4.6 Ook voor zover de vordering is gegrond op artikel 22 Rv kan deze niet slagen. Aan artikel 22 Rv kunnen [appellanten] geen vorderingsrecht ontlenen. Deze bepaling geeft aan de rechter een eigen, discretionaire bevoegdheid om van procespartijen te verlangen bepaalde bescheiden over te leggen. Het moet aan het procesbeleid van de kamer die over de hoofdzaak oordeelt worden overgelaten of van die bevoegdheid gebruik wordt gemaakt.
De slotsom
4.7 De conclusie luidt dat de incidentele vorderingen van [appellanten] zullen worden afgewezen.

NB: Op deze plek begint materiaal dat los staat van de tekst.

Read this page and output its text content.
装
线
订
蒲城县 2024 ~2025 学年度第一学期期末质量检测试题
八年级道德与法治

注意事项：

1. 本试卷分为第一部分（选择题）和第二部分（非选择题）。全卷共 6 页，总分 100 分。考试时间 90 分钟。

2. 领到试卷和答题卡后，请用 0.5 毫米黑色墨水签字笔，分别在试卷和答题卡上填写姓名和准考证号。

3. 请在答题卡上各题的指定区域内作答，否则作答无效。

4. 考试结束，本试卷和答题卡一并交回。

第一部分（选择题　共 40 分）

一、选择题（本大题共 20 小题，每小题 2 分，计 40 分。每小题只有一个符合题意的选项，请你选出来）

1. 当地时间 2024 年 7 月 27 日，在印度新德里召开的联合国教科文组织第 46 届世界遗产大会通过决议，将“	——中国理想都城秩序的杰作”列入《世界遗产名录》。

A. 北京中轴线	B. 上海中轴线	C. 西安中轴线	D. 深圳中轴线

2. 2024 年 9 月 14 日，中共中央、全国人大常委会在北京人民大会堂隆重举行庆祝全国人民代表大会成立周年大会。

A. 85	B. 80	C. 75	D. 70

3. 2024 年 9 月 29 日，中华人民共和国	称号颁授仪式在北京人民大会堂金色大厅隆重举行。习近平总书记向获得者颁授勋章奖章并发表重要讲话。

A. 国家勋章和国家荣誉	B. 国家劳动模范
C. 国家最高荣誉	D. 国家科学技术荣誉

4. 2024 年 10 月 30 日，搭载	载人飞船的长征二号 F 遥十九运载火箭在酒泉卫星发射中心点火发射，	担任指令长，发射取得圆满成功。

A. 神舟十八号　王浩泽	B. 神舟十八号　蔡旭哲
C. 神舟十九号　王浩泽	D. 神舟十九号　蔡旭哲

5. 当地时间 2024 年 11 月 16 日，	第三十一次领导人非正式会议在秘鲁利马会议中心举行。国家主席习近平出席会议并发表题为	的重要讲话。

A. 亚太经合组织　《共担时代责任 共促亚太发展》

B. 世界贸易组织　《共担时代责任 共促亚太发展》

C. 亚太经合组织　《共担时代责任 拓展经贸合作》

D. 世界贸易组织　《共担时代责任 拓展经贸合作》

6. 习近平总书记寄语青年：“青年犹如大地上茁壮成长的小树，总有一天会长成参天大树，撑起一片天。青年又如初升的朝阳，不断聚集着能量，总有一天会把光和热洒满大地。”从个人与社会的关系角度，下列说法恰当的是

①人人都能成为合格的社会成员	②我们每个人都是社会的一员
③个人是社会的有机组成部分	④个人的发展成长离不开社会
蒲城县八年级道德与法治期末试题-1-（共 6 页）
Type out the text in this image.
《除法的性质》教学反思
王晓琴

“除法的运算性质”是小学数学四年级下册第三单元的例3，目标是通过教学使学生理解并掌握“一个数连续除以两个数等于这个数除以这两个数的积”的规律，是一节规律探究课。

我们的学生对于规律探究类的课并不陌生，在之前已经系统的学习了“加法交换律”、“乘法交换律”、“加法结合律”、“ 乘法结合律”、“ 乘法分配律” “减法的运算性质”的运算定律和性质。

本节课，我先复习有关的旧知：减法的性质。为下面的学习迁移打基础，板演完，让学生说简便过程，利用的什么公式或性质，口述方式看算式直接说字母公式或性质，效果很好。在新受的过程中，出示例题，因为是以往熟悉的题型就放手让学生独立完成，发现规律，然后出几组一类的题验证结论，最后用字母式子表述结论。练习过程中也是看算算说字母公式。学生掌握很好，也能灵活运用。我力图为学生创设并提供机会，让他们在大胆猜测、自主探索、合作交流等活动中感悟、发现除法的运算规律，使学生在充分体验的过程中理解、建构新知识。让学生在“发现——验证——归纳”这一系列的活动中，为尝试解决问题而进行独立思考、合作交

Het hof zal een beslissing over de kosten van het geding aanhouden tot de beslissing in de hoofdzaak.
5.1 De zaak zal naar de rol worden verwezen voor memorie van antwoord. Iedere verdere beslissing zal worden aangehouden.
In het incident
wijst de vorderingen van [appellanten] af;
houdt de beslissing over de kosten van dit incident aan tot de beslissing in de hoofdzaak;
In de hoofdzaak
verwijst de zaak naar de rol van dinsdag 18 juni 2013 voor het nemen van memorie van antwoord;
houdt iedere verdere beslissing aan.
Dit arrest is gewezen door mr. J.H. Kuiper, mr. M.E.L. Fikkers en mr. L. Groefsema en uitgesproken door de rolraadsheer ter openbare terechtzitting van dit hof van dinsdag 7 mei 2013 in bijzijn van de griffier.